Take the swing-state of Wisconsin. Trump carried the state by less than 1% in the 2016 presidential election and it is the home state of the outgoing House speaker, Paul Ryan. Harley-Davidsons are manufactured in the state. A further loss of jobs to the already troubled brand could prove unpopular with Wisconsin’s voters, many of whom are employed in agriculture, another target of tariffs.
Or take the largest item on the Chinese list due to take effect in two weeks – soybeans. They are grown in Iowa and Nebraska, both Trump states; bourbon on the EU list comes from Kentucky, another Trump state, home of the Senate majority leader, Mitch McConnell. Chinese tariff hikes on oranges will hit growers in the swing-state of Florida.

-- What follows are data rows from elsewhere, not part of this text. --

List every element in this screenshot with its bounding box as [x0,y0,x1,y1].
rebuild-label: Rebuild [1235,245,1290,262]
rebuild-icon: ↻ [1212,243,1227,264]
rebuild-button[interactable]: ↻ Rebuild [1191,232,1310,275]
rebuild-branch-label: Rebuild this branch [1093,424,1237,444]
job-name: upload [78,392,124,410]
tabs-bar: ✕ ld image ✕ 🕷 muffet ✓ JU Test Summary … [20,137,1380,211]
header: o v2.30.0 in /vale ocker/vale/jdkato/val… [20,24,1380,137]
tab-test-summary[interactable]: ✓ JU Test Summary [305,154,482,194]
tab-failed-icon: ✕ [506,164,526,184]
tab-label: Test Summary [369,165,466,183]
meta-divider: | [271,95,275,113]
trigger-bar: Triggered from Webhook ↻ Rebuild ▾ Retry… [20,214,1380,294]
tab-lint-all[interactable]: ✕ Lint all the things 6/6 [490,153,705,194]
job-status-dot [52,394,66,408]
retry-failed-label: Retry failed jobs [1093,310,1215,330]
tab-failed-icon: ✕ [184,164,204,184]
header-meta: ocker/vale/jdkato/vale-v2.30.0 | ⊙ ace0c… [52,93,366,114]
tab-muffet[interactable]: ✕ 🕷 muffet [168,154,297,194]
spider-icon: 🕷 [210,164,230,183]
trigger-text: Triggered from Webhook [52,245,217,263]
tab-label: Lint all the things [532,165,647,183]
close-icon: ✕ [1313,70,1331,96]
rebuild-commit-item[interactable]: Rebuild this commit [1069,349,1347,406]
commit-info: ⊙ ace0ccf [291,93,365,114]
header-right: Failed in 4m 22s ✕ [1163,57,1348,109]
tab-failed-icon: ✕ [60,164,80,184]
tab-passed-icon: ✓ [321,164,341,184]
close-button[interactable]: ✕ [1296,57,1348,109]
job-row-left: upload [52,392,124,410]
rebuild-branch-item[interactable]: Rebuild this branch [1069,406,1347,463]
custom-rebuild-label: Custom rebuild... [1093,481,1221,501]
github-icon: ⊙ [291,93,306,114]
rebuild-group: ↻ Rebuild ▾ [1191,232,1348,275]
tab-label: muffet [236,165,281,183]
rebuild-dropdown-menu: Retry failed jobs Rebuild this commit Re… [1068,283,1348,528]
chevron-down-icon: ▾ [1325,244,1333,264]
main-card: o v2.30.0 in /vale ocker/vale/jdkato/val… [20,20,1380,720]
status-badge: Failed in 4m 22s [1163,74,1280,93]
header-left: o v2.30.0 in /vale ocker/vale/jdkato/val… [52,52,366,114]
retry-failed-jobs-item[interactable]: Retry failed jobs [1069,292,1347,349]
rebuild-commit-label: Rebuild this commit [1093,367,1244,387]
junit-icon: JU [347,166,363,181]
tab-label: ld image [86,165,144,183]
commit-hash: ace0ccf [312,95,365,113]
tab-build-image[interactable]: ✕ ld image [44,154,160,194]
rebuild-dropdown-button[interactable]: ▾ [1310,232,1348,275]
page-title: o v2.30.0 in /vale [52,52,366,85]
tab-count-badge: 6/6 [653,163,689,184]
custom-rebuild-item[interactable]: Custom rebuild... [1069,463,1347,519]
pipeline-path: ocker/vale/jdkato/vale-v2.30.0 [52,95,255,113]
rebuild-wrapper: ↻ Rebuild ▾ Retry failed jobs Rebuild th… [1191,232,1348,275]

Dan Ikenson, director of Cato’s Herbert A Stiefel Center for Trade Policy Studies, says that the tariffs could cost the US economy $100bn – roughly equal to the gains from Trump’s corporate tax cuts.
“The idea behind China’s strategic retaliation is to remind the president that he needs those states for Republican victories in the fall,” says Ikenson.
“The Chinese are responding in a similar way by picking off the products. They’re looking to increase the cost of production for US industries,” Ikenson says. Beijing, he adds, “is hoping that just the presentation of their list will be enough to get US industry to convince the administration that it’s going down the wrong path”.
Ikenson believes the European and Chinese targeting of red-state products is beginning to pay off in terms of a brewing battle between Republicans in Congress and the White House.
And it’s not just the swing states that will be affected by a trade war – all US shoppers could end up paying the price, says Ikenson, because tariffs on raw materials end up as a tax on costs of production.
“Hopefully, he will be talked off the ledge before the tariffs come into effect on July 6,” he says.